You know what, if it is something you really want, then I would talk to your partner and see what he says! Would you regret it in the future do you think? If you don't ask him what he thinks, you will never know. It's a conversation I would want to have. How "new" is the relationship? Presumably not absolutely brand new if you have actually talked about children.
FWIW my Grandmother had my mum at 46 (in 1948!), so I don't think you are "too old" at all.

WhirlingTurkey · 07/09/2018 16:38

When I said "would you regret it in the future" I meant regret not exploring the possibility of another child. Just to clarify!

BlueBug45 · 07/09/2018 16:44

Holding my 4 day old at aged 43 concieved with no difficulty and delivered vaginally much quicker than HCP thought.
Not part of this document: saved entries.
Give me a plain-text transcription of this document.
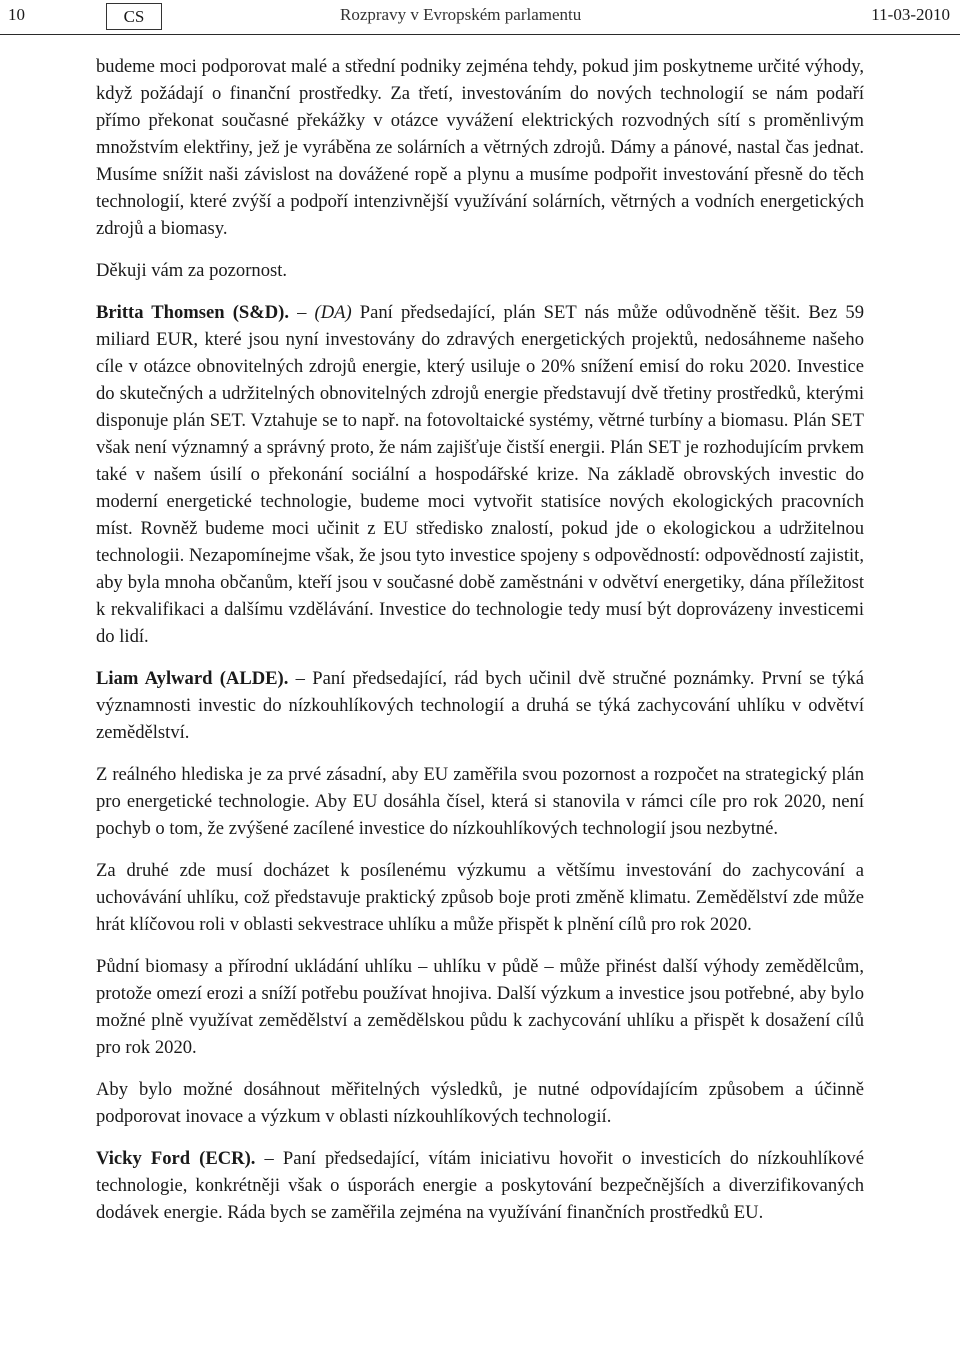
10	CS	Rozpravy v Evropském parlamentu	11-03-2010

budeme moci podporovat malé a střední podniky zejména tehdy, pokud jim poskytneme určité výhody, když požádají o finanční prostředky. Za třetí, investováním do nových technologií se nám podaří přímo překonat současné překážky v otázce vyvážení elektrických rozvodných sítí s proměnlivým množstvím elektřiny, jež je vyráběna ze solárních a větrných zdrojů. Dámy a pánové, nastal čas jednat. Musíme snížit naši závislost na dovážené ropě a plynu a musíme podpořit investování přesně do těch technologií, které zvýší a podpoří intenzivnější využívání solárních, větrných a vodních energetických zdrojů a biomasy.

Děkuji vám za pozornost.

Britta Thomsen (S&D). – (DA) Paní předsedající, plán SET nás může odůvodněně těšit. Bez 59 miliard EUR, které jsou nyní investovány do zdravých energetických projektů, nedosáhneme našeho cíle v otázce obnovitelných zdrojů energie, který usiluje o 20% snížení emisí do roku 2020. Investice do skutečných a udržitelných obnovitelných zdrojů energie představují dvě třetiny prostředků, kterými disponuje plán SET. Vztahuje se to např. na fotovoltaické systémy, větrné turbíny a biomasu. Plán SET však není významný a správný proto, že nám zajišťuje čistší energii. Plán SET je rozhodujícím prvkem také v našem úsilí o překonání sociální a hospodářské krize. Na základě obrovských investic do moderní energetické technologie, budeme moci vytvořit statisíce nových ekologických pracovních míst. Rovněž budeme moci učinit z EU středisko znalostí, pokud jde o ekologickou a udržitelnou technologii. Nezapomínejme však, že jsou tyto investice spojeny s odpovědností: odpovědností zajistit, aby byla mnoha občanům, kteří jsou v současné době zaměstnáni v odvětví energetiky, dána příležitost k rekvalifikaci a dalšímu vzdělávání. Investice do technologie tedy musí být doprovázeny investicemi do lidí.

Liam Aylward (ALDE). – Paní předsedající, rád bych učinil dvě stručné poznámky. První se týká významnosti investic do nízkouhlíkových technologií a druhá se týká zachycování uhlíku v odvětví zemědělství.

Z reálného hlediska je za prvé zásadní, aby EU zaměřila svou pozornost a rozpočet na strategický plán pro energetické technologie. Aby EU dosáhla čísel, která si stanovila v rámci cíle pro rok 2020, není pochyb o tom, že zvýšené zacílené investice do nízkouhlíkových technologií jsou nezbytné.

Za druhé zde musí docházet k posílenému výzkumu a většímu investování do zachycování a uchovávání uhlíku, což představuje praktický způsob boje proti změně klimatu. Zemědělství zde může hrát klíčovou roli v oblasti sekvestrace uhlíku a může přispět k plnění cílů pro rok 2020.

Půdní biomasy a přírodní ukládání uhlíku – uhlíku v půdě – může přinést další výhody zemědělcům, protože omezí erozi a sníží potřebu používat hnojiva. Další výzkum a investice jsou potřebné, aby bylo možné plně využívat zemědělství a zemědělskou půdu k zachycování uhlíku a přispět k dosažení cílů pro rok 2020.

Aby bylo možné dosáhnout měřitelných výsledků, je nutné odpovídajícím způsobem a účinně podporovat inovace a výzkum v oblasti nízkouhlíkových technologií.

Vicky Ford (ECR). – Paní předsedající, vítám iniciativu hovořit o investicích do nízkouhlíkové technologie, konkrétněji však o úsporách energie a poskytování bezpečnějších a diverzifikovaných dodávek energie. Ráda bych se zaměřila zejména na využívání finančních prostředků EU.
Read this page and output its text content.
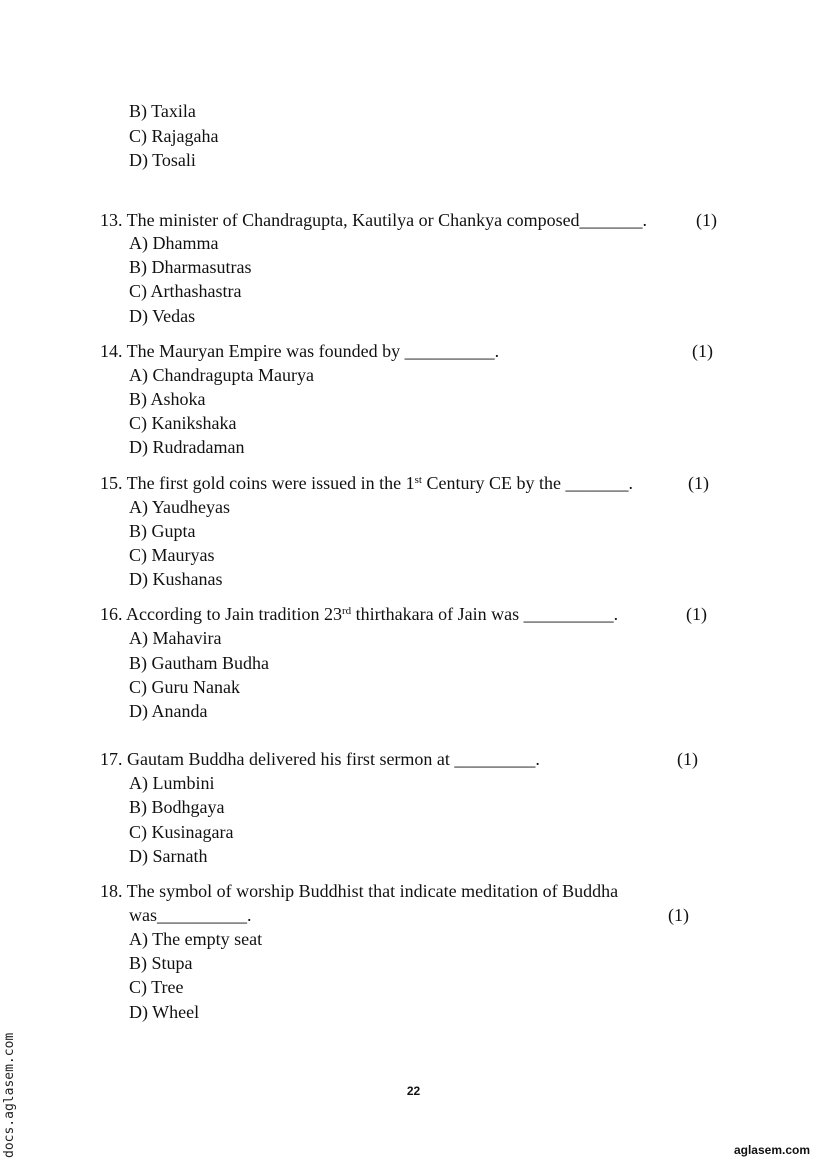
B) Taxila
C) Rajagaha
D) Tosali
13. The minister of Chandragupta, Kautilya or Chankya composed_______.	(1)
A) Dhamma
B) Dharmasutras
C) Arthashastra
D) Vedas
14. The Mauryan Empire was founded by __________.	(1)
A) Chandragupta Maurya
B) Ashoka
C) Kanikshaka
D) Rudradaman
15. The first gold coins were issued in the 1st Century CE by the _______.	(1)
A) Yaudheyas
B) Gupta
C) Mauryas
D) Kushanas
16. According to Jain tradition 23rd thirthakara of Jain was __________.	(1)
A) Mahavira
B) Gautham Budha
C) Guru Nanak
D) Ananda
17. Gautam Buddha delivered his first sermon at _________.	(1)
A) Lumbini
B) Bodhgaya
C) Kusinagara
D) Sarnath
18. The symbol of worship Buddhist that indicate meditation of Buddha
was__________.	(1)
A) The empty seat
B) Stupa
C) Tree
D) Wheel
22
aglasem.com
docs.aglasem.com
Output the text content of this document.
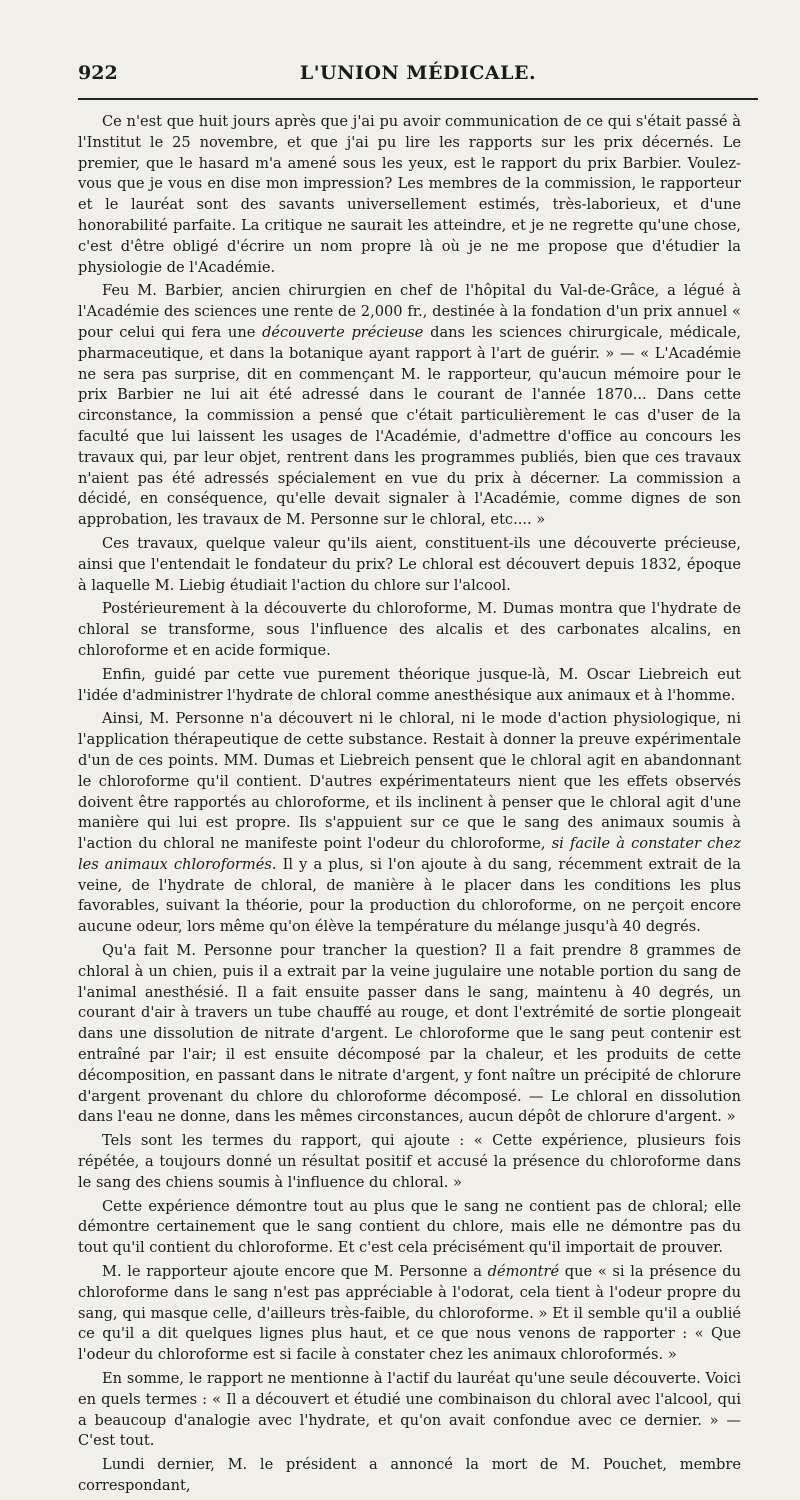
922	L'UNION MÉDICALE.

Ce n'est que huit jours après que j'ai pu avoir communication de ce qui s'était passé à l'Institut le 25 novembre, et que j'ai pu lire les rapports sur les prix décernés. Le premier, que le hasard m'a amené sous les yeux, est le rapport du prix Barbier. Voulez-vous que je vous en dise mon impression? Les membres de la commission, le rapporteur et le lauréat sont des savants universellement estimés, très-laborieux, et d'une honorabilité parfaite. La critique ne saurait les atteindre, et je ne regrette qu'une chose, c'est d'être obligé d'écrire un nom propre là où je ne me propose que d'étudier la physiologie de l'Académie.

Feu M. Barbier, ancien chirurgien en chef de l'hôpital du Val-de-Grâce, a légué à l'Académie des sciences une rente de 2,000 fr., destinée à la fondation d'un prix annuel « pour celui qui fera une découverte précieuse dans les sciences chirurgicale, médicale, pharmaceutique, et dans la botanique ayant rapport à l'art de guérir. » — « L'Académie ne sera pas surprise, dit en commençant M. le rapporteur, qu'aucun mémoire pour le prix Barbier ne lui ait été adressé dans le courant de l'année 1870... Dans cette circonstance, la commission a pensé que c'était particulièrement le cas d'user de la faculté que lui laissent les usages de l'Académie, d'admettre d'office au concours les travaux qui, par leur objet, rentrent dans les programmes publiés, bien que ces travaux n'aient pas été adressés spécialement en vue du prix à décerner. La commission a décidé, en conséquence, qu'elle devait signaler à l'Académie, comme dignes de son approbation, les travaux de M. Personne sur le chloral, etc.... »

Ces travaux, quelque valeur qu'ils aient, constituent-ils une découverte précieuse, ainsi que l'entendait le fondateur du prix? Le chloral est découvert depuis 1832, époque à laquelle M. Liebig étudiait l'action du chlore sur l'alcool.

Postérieurement à la découverte du chloroforme, M. Dumas montra que l'hydrate de chloral se transforme, sous l'influence des alcalis et des carbonates alcalins, en chloroforme et en acide formique.

Enfin, guidé par cette vue purement théorique jusque-là, M. Oscar Liebreich eut l'idée d'administrer l'hydrate de chloral comme anesthésique aux animaux et à l'homme.

Ainsi, M. Personne n'a découvert ni le chloral, ni le mode d'action physiologique, ni l'application thérapeutique de cette substance. Restait à donner la preuve expérimentale d'un de ces points. MM. Dumas et Liebreich pensent que le chloral agit en abandonnant le chloroforme qu'il contient. D'autres expérimentateurs nient que les effets observés doivent être rapportés au chloroforme, et ils inclinent à penser que le chloral agit d'une manière qui lui est propre. Ils s'appuient sur ce que le sang des animaux soumis à l'action du chloral ne manifeste point l'odeur du chloroforme, si facile à constater chez les animaux chloroformés. Il y a plus, si l'on ajoute à du sang, récemment extrait de la veine, de l'hydrate de chloral, de manière à le placer dans les conditions les plus favorables, suivant la théorie, pour la production du chloroforme, on ne perçoit encore aucune odeur, lors même qu'on élève la température du mélange jusqu'à 40 degrés.

Qu'a fait M. Personne pour trancher la question? Il a fait prendre 8 grammes de chloral à un chien, puis il a extrait par la veine jugulaire une notable portion du sang de l'animal anesthésié. Il a fait ensuite passer dans le sang, maintenu à 40 degrés, un courant d'air à travers un tube chauffé au rouge, et dont l'extrémité de sortie plongeait dans une dissolution de nitrate d'argent. Le chloroforme que le sang peut contenir est entraîné par l'air; il est ensuite décomposé par la chaleur, et les produits de cette décomposition, en passant dans le nitrate d'argent, y font naître un précipité de chlorure d'argent provenant du chlore du chloroforme décomposé. — Le chloral en dissolution dans l'eau ne donne, dans les mêmes circonstances, aucun dépôt de chlorure d'argent. »

Tels sont les termes du rapport, qui ajoute : « Cette expérience, plusieurs fois répétée, a toujours donné un résultat positif et accusé la présence du chloroforme dans le sang des chiens soumis à l'influence du chloral. »

Cette expérience démontre tout au plus que le sang ne contient pas de chloral; elle démontre certainement que le sang contient du chlore, mais elle ne démontre pas du tout qu'il contient du chloroforme. Et c'est cela précisément qu'il importait de prouver.

M. le rapporteur ajoute encore que M. Personne a démontré que « si la présence du chloroforme dans le sang n'est pas appréciable à l'odorat, cela tient à l'odeur propre du sang, qui masque celle, d'ailleurs très-faible, du chloroforme. » Et il semble qu'il a oublié ce qu'il a dit quelques lignes plus haut, et ce que nous venons de rapporter : « Que l'odeur du chloroforme est si facile à constater chez les animaux chloroformés. »

En somme, le rapport ne mentionne à l'actif du lauréat qu'une seule découverte. Voici en quels termes : « Il a découvert et étudié une combinaison du chloral avec l'alcool, qui a beaucoup d'analogie avec l'hydrate, et qu'on avait confondue avec ce dernier. » — C'est tout.

Lundi dernier, M. le président a annoncé la mort de M. Pouchet, membre correspondant,
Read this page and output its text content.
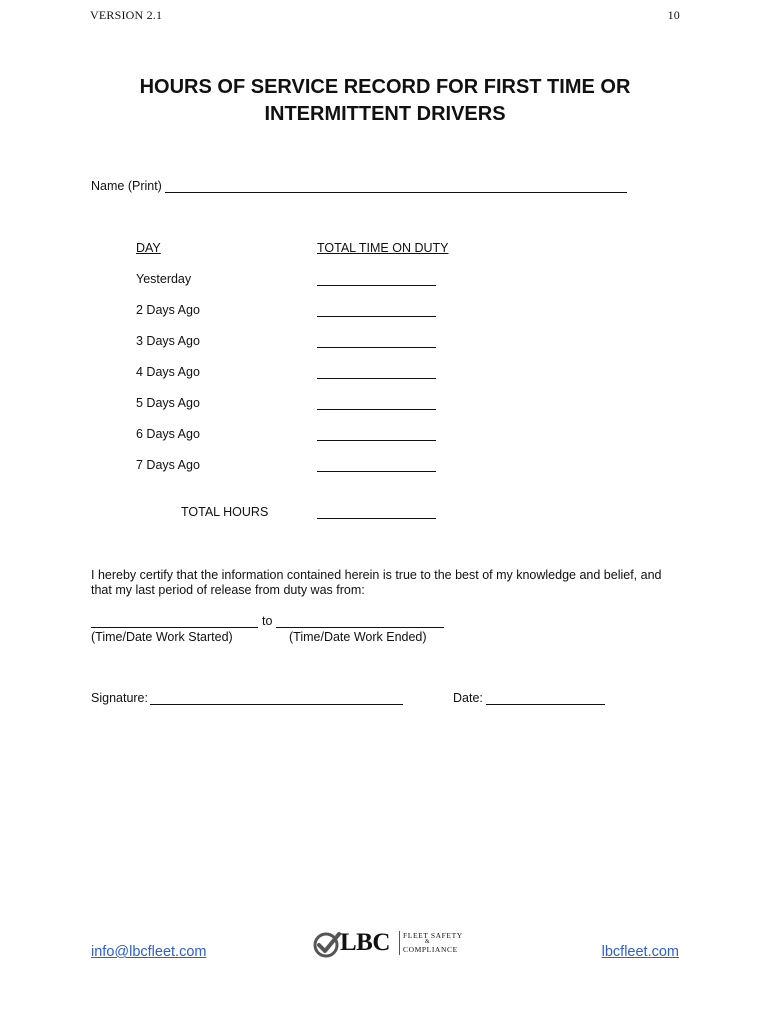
VERSION 2.1	10
HOURS OF SERVICE RECORD FOR FIRST TIME OR
INTERMITTENT DRIVERS
Name (Print)
DAY	TOTAL TIME ON DUTY
Yesterday
2 Days Ago
3 Days Ago
4 Days Ago
5 Days Ago
6 Days Ago
7 Days Ago
TOTAL HOURS
I hereby certify that the information contained herein is true to the best of my knowledge and belief, and
that my last period of release from duty was from:
to
(Time/Date Work Started)	(Time/Date Work Ended)
Signature:	Date:
info@lbcfleet.com	lbcfleet.com
LBC FLEET SAFETY
&
COMPLIANCE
There is a history on my maternal, including my mother with me, and paternal sides of women having babies in their 40s and early 50s but not normally there first. On the other hand I have friends' who have already reached the menopause and others who can't get pregnant. If you want a baby you need to have a serious discussion with your OH to see where he stands and how far you are willing to go to get pregnant. Also make sure you both are aware and understand how involved he wants to be as I've personally noticed lots of older fathers are willing and will take time away from work to be involved in the day to day of their child(ren)'s lives unlike if they were younger regardless how your relationship turns out as a couple.